When pushed by the AP reporter what would China like to see the United States redoubling its efforts in climate cooperation because of the time lost after Trump withdrew from the Paris accord, Le answered as follows:
“The United States could at least do one thing, that is to provide more technological and financial support to help upgrade the energy structure in developing countries. Lead by example, instead of blaming and scapegoating China.”
Secondly, the 2014 China-U.S. joint statement on climate change emphasized the two countries’ joint efforts to advance global negotiations; This time, the emphasis is on solving problems within the framework of the Paris Agreement and increasing multilateral cooperation.
Despite the Trump administration’s relentless assaults on the multilateral mechanism, ironically speaking, it had instead raised the global consensus on upholding multilateral cooperation. Also, governments around the world, including Beijing, have witnessed how partisan division on such policies as climate change can turn the incumbent U.S. administration against its predecessor.
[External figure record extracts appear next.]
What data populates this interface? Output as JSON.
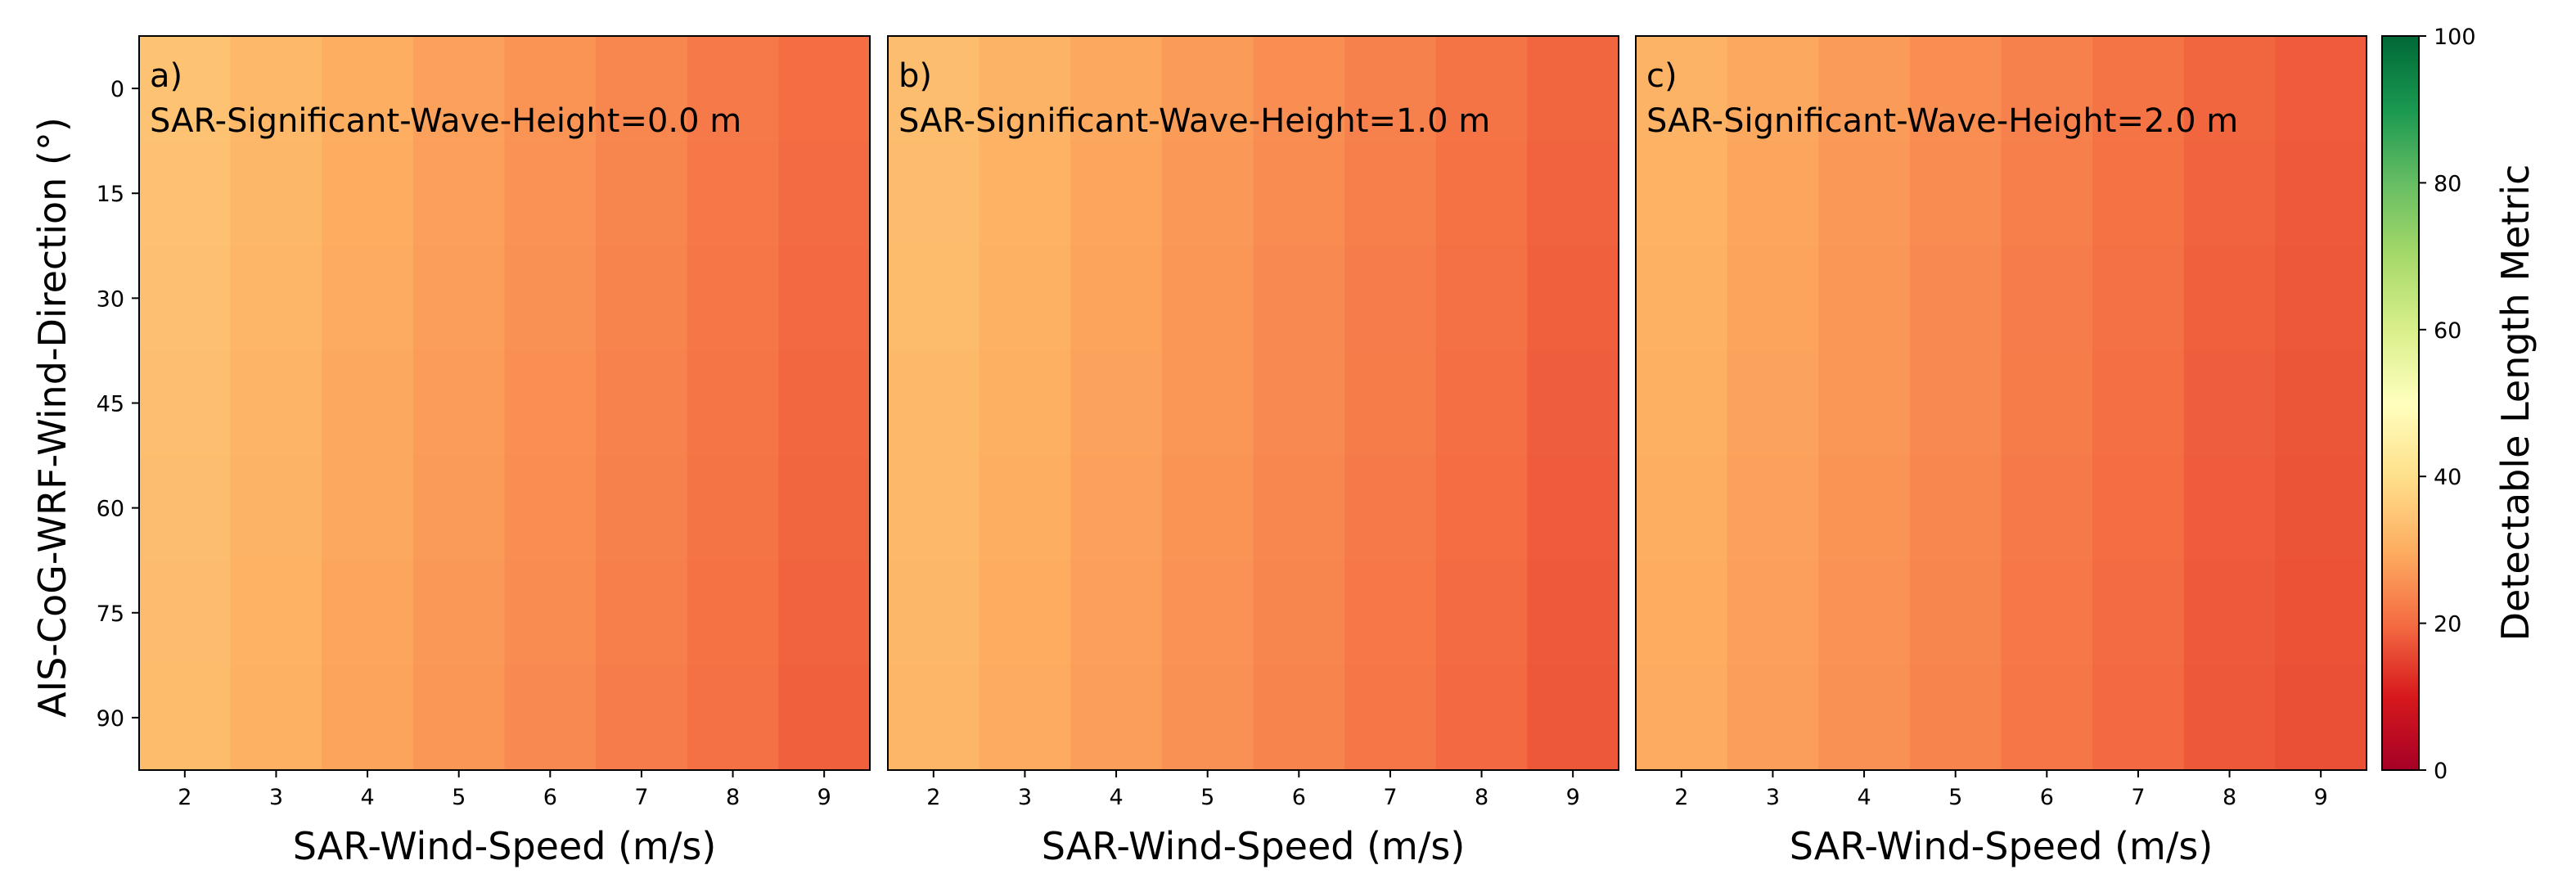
{
  "chart_data": {
    "type": "heatmap",
    "x_label": "SAR-Wind-Speed (m/s)",
    "y_label": "AIS-CoG-WRF-Wind-Direction (°)",
    "x_values": [
      2,
      3,
      4,
      5,
      6,
      7,
      8,
      9
    ],
    "y_values": [
      0,
      15,
      30,
      45,
      60,
      75,
      90
    ],
    "x_ticks": [
      "2",
      "3",
      "4",
      "5",
      "6",
      "7",
      "8",
      "9"
    ],
    "y_ticks": [
      "0",
      "15",
      "30",
      "45",
      "60",
      "75",
      "90"
    ],
    "colorbar": {
      "label": "Detectable Length Metric",
      "min": 0,
      "max": 100,
      "ticks": [
        "0",
        "20",
        "40",
        "60",
        "80",
        "100"
      ],
      "colormap": [
        "#a50026",
        "#d7191c",
        "#f46d43",
        "#fdae61",
        "#fee08b",
        "#ffffbf",
        "#d9ef8b",
        "#a6d96a",
        "#66bd63",
        "#1a9850",
        "#006837"
      ]
    },
    "panels": [
      {
        "letter": "a)",
        "subtitle": "SAR-Significant-Wave-Height=0.0 m",
        "row_values": [
          34,
          32,
          30,
          28,
          26,
          24,
          22,
          20
        ]
      },
      {
        "letter": "b)",
        "subtitle": "SAR-Significant-Wave-Height=1.0 m",
        "row_values": [
          33,
          31,
          29,
          27,
          25,
          23,
          21,
          19
        ]
      },
      {
        "letter": "c)",
        "subtitle": "SAR-Significant-Wave-Height=2.0 m",
        "row_values": [
          31,
          29,
          27,
          25,
          23,
          21,
          19,
          18
        ]
      }
    ]
  }
}
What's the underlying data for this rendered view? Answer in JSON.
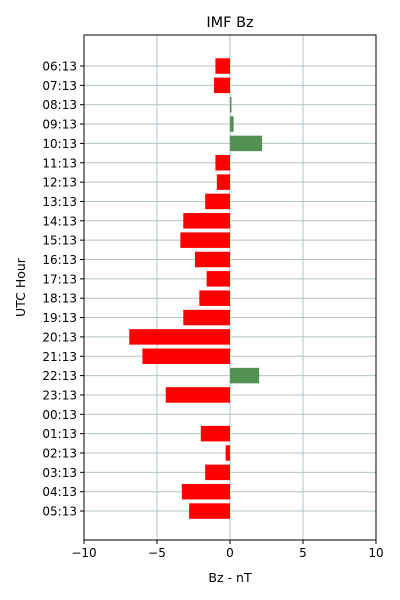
{
  "chart_data": {
    "type": "bar",
    "orientation": "horizontal",
    "title": "IMF Bz",
    "xlabel": "Bz - nT",
    "ylabel": "UTC Hour",
    "xlim": [
      -10,
      10
    ],
    "x_ticks": [
      -10,
      -5,
      0,
      5,
      10
    ],
    "x_tick_labels": [
      "−10",
      "−5",
      "0",
      "5",
      "10"
    ],
    "grid": true,
    "categories": [
      "06:13",
      "07:13",
      "08:13",
      "09:13",
      "10:13",
      "11:13",
      "12:13",
      "13:13",
      "14:13",
      "15:13",
      "16:13",
      "17:13",
      "18:13",
      "19:13",
      "20:13",
      "21:13",
      "22:13",
      "23:13",
      "00:13",
      "01:13",
      "02:13",
      "03:13",
      "04:13",
      "05:13"
    ],
    "values": [
      -1.0,
      -1.1,
      0.1,
      0.25,
      2.2,
      -1.0,
      -0.9,
      -1.7,
      -3.2,
      -3.4,
      -2.4,
      -1.6,
      -2.1,
      -3.2,
      -6.9,
      -6.0,
      2.0,
      -4.4,
      0.0,
      -2.0,
      -0.3,
      -1.7,
      -3.3,
      -2.8
    ],
    "colors": {
      "negative": "#ff0000",
      "positive": "#548f54"
    }
  }
}
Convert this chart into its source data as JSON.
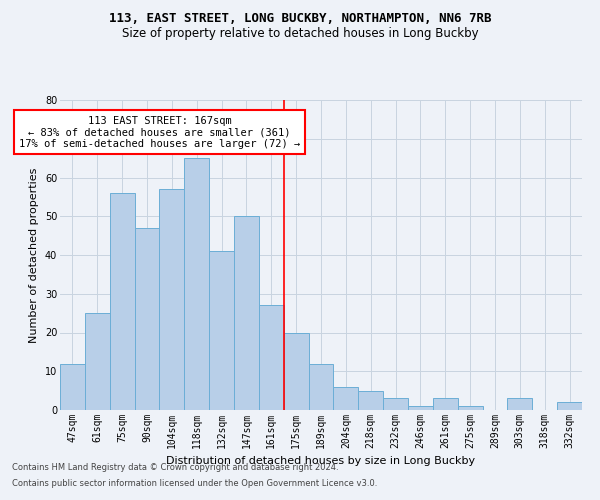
{
  "title1": "113, EAST STREET, LONG BUCKBY, NORTHAMPTON, NN6 7RB",
  "title2": "Size of property relative to detached houses in Long Buckby",
  "xlabel": "Distribution of detached houses by size in Long Buckby",
  "ylabel": "Number of detached properties",
  "categories": [
    "47sqm",
    "61sqm",
    "75sqm",
    "90sqm",
    "104sqm",
    "118sqm",
    "132sqm",
    "147sqm",
    "161sqm",
    "175sqm",
    "189sqm",
    "204sqm",
    "218sqm",
    "232sqm",
    "246sqm",
    "261sqm",
    "275sqm",
    "289sqm",
    "303sqm",
    "318sqm",
    "332sqm"
  ],
  "values": [
    12,
    25,
    56,
    47,
    57,
    65,
    41,
    50,
    27,
    20,
    12,
    6,
    5,
    3,
    1,
    3,
    1,
    0,
    3,
    0,
    2
  ],
  "bar_color": "#b8cfe8",
  "bar_edge_color": "#6baed6",
  "vline_x_index": 8,
  "vline_color": "red",
  "annotation_title": "113 EAST STREET: 167sqm",
  "annotation_line1": "← 83% of detached houses are smaller (361)",
  "annotation_line2": "17% of semi-detached houses are larger (72) →",
  "annotation_box_color": "white",
  "annotation_box_edgecolor": "red",
  "ylim": [
    0,
    80
  ],
  "yticks": [
    0,
    10,
    20,
    30,
    40,
    50,
    60,
    70,
    80
  ],
  "footer1": "Contains HM Land Registry data © Crown copyright and database right 2024.",
  "footer2": "Contains public sector information licensed under the Open Government Licence v3.0.",
  "bg_color": "#eef2f8",
  "grid_color": "#c8d4e0",
  "title1_fontsize": 9,
  "title2_fontsize": 8.5,
  "ylabel_fontsize": 8,
  "xlabel_fontsize": 8,
  "tick_fontsize": 7,
  "footer_fontsize": 6,
  "annot_fontsize": 7.5
}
Given the capricious nature of U.S. policy on climate change, it is reasonable to expect China to seek multilateral channels, including talks with European governments, to promote the climate change cause.
Thirdly, while the 2014 joint statement put forward many specific cooperation measures, especially increasing cooperation in energy and energy-saving technologies, this time, no specific measures have been taken.
Fourthly, unlike Washington who did lag behind in climate change under the Trump administration, Beijing has remained proactive and ambitious in recent years in its campaign to tackle climate change.
In his speech at the United Nations Summit on Biodiversity last September, Chinese President Xi surprised the world by announcing that China “ will adopt even more forceful policies and measures and strive to peak carbon dioxide emissions before 2030 and achieve carbon neutrality before 2060.”
Again in December last year, in his speech at Climate Ambition Summit, Xi articulated detailed steps to achieve peak carbon dioxide emissions before 2030 and achieve carbon neutrality before 2060.
According to him, China will lower its carbon dioxide emissions per unit of GDP by over 65 percent from the 2005 level, increase the share of non-fossil fuels in primary energy consumption to around 25 percent, increase the forest stock volume by 6 billion cubic meters from the 2005 level, and bring its total installed capacity of wind and solar power to over 1.2 billion kilowatts.